Private airport operators are expected to experience a 30% increase in their revenues according to a recent study conducted by CRISIL Ratings. This surge is attributed to an anticipated 10% rise in passenger traffic, built upon the strong base of FY24. Moreover, the increase will be bolstered by tariff hikes linked to capital expenditure and an uptick in non-aeronautical revenue per passenger.

“The rising revenue will restore the cushion for debt servicing to around 1.4 times, taking it back to the level last seen before the Covid-19 pandemic. Airports had dipped into their cash reserve to service debt during this period,” it states.

The study focused on 10 private airports, which collectively account for approximately 60% of the total passenger traffic in FY24. Ankit Hakhu, director at CRISIL Ratings, highlighted that this growth trend is expected to continue in fiscal year 2025, with passenger traffic exceeding 415 million.

Hakhu says, “Taking off from the strong base of last fiscal, passenger traffic growth will continue its momentum in fiscal 2025 and rise more than 10% to over 415 million. Continuing economic growth, opening of more airports and improving regional connectivity are providing the tailwinds necessary for domestic traffic growth.”

On the international front, factors such as increasing business travel, relaxed visa requirements for destinations like Malaysia and Vietnam, streamlined visa application processes for Western Europe, and improved connectivity to Western and Southeast Asia are contributing positively to the sector.

Approximately two-thirds of the revenue growth for airports is anticipated to originate from aeronautical sources, which include fees from passengers, airlines, and cargo operators. This prediction stems from the fact that nearly half of the airports examined in the CRISIL Ratings study are set to implement a predetermined 25% average increase in their aeronautical tariffs.
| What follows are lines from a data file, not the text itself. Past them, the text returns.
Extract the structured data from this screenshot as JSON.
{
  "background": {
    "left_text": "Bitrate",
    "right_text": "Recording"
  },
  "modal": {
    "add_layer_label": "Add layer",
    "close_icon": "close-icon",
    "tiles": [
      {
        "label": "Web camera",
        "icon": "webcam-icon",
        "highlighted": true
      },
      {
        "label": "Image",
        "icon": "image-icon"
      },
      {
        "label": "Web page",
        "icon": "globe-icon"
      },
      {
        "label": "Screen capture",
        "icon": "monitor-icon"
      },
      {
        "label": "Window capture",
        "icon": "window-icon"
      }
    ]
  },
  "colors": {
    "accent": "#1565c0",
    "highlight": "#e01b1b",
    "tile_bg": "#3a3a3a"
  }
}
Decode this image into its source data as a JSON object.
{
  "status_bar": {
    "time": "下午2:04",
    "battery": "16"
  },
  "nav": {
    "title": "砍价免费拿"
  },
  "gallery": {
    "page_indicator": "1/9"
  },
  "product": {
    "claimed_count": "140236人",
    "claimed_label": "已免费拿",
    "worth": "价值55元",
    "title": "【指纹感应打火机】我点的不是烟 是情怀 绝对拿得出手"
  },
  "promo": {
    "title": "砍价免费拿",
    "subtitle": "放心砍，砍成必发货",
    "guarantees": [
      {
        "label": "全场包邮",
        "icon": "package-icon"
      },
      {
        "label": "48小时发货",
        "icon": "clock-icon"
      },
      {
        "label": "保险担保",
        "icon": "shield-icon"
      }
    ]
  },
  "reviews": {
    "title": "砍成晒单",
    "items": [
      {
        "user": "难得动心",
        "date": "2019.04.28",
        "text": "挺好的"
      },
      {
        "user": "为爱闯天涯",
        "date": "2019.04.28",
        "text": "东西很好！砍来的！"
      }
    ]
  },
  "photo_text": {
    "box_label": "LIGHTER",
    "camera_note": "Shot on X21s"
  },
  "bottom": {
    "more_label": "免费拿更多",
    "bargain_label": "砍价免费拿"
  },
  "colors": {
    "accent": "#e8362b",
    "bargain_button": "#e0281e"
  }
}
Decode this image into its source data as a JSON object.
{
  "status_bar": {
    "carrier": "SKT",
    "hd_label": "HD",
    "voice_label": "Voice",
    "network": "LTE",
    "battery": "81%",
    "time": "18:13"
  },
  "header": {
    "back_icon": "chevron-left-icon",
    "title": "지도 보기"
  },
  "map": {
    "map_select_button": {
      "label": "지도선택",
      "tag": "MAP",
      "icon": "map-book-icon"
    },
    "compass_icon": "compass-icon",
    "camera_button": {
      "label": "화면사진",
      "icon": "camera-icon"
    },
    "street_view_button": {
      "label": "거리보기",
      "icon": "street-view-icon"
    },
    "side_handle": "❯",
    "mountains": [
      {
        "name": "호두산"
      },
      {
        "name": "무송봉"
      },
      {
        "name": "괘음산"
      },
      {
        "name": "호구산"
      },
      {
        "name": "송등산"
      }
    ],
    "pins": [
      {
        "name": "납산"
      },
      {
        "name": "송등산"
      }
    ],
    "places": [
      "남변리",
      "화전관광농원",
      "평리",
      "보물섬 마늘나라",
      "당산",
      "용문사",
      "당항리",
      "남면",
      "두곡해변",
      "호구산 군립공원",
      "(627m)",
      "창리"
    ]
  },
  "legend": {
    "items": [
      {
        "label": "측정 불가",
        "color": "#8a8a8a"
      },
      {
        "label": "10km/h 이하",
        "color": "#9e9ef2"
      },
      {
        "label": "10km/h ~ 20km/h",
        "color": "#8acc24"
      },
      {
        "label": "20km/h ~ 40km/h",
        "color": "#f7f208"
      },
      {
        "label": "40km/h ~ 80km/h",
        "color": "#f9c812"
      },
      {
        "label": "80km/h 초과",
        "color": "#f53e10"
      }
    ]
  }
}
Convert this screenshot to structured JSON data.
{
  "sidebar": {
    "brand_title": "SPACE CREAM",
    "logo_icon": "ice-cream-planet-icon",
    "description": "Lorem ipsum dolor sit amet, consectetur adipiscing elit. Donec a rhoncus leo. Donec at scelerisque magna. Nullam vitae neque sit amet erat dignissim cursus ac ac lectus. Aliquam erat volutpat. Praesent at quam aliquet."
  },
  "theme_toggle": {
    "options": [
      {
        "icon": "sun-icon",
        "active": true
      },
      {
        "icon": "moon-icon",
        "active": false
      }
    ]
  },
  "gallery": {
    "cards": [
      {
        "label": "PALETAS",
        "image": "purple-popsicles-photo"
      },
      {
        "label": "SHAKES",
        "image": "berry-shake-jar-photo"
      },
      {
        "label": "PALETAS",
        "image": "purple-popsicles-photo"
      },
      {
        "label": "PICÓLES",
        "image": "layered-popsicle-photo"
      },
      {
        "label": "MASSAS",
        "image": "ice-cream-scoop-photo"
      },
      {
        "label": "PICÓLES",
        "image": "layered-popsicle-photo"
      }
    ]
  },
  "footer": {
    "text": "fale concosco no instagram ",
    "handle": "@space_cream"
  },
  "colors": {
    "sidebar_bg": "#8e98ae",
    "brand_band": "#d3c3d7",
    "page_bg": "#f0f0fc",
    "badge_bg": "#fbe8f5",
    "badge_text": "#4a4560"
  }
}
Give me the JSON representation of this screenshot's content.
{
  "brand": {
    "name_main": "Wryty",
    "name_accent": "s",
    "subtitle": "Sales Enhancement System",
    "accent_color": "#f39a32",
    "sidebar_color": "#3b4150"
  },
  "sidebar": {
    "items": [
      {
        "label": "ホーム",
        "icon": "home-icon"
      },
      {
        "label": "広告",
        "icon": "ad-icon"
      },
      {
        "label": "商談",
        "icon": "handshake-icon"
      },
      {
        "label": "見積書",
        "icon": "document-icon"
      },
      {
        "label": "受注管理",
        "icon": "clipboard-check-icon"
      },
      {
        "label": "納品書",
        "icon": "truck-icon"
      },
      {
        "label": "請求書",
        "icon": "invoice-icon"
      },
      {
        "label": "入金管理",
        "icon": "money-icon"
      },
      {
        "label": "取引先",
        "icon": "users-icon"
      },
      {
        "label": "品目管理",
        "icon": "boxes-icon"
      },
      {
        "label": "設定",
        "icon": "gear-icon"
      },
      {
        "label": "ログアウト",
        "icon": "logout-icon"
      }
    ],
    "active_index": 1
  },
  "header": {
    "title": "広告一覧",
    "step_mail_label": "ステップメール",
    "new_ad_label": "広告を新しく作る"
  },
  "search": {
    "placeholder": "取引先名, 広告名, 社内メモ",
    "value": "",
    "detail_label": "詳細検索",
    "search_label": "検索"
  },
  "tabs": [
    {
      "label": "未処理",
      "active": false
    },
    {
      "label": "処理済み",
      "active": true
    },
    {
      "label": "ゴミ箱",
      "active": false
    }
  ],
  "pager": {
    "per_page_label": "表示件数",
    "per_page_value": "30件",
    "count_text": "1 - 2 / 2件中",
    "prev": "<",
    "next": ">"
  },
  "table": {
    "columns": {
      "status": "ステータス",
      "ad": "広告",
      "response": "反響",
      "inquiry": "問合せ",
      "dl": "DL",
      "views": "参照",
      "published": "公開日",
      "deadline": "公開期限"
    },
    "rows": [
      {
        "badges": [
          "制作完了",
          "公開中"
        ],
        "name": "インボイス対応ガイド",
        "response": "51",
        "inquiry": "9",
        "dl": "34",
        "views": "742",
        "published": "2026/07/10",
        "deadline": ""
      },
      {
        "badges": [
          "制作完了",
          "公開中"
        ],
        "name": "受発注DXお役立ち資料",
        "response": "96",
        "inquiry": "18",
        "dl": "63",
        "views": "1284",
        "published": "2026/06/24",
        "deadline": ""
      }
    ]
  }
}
This growth is supported by regulated aeronautical tariffs that allow airports to manage their debt obligations and generate returns.

Additionally, non-aeronautical sources, such as retail, food and beverage, real estate leasing, and advertising, are expected to contribute to the remaining one-third of revenue growth.

Varun Marwaha, associate director at CRISIL Ratings, says, “The recovery in the revenue growth trajectory — after three years of decline led by the pandemic— comes at the right time to support the increasing debt obligations of private airport operators arising from the significant expansion during the pandemic period. With the projected increase in revenue, the debt cover of operators is expected to recover to 1.4 times, a level last seen before the pandemic between fiscals 2018 and 2020.”

The projections remain sensitive to factors that can hamper air traffic growth such as a material worsening in aircraft availability, it adds.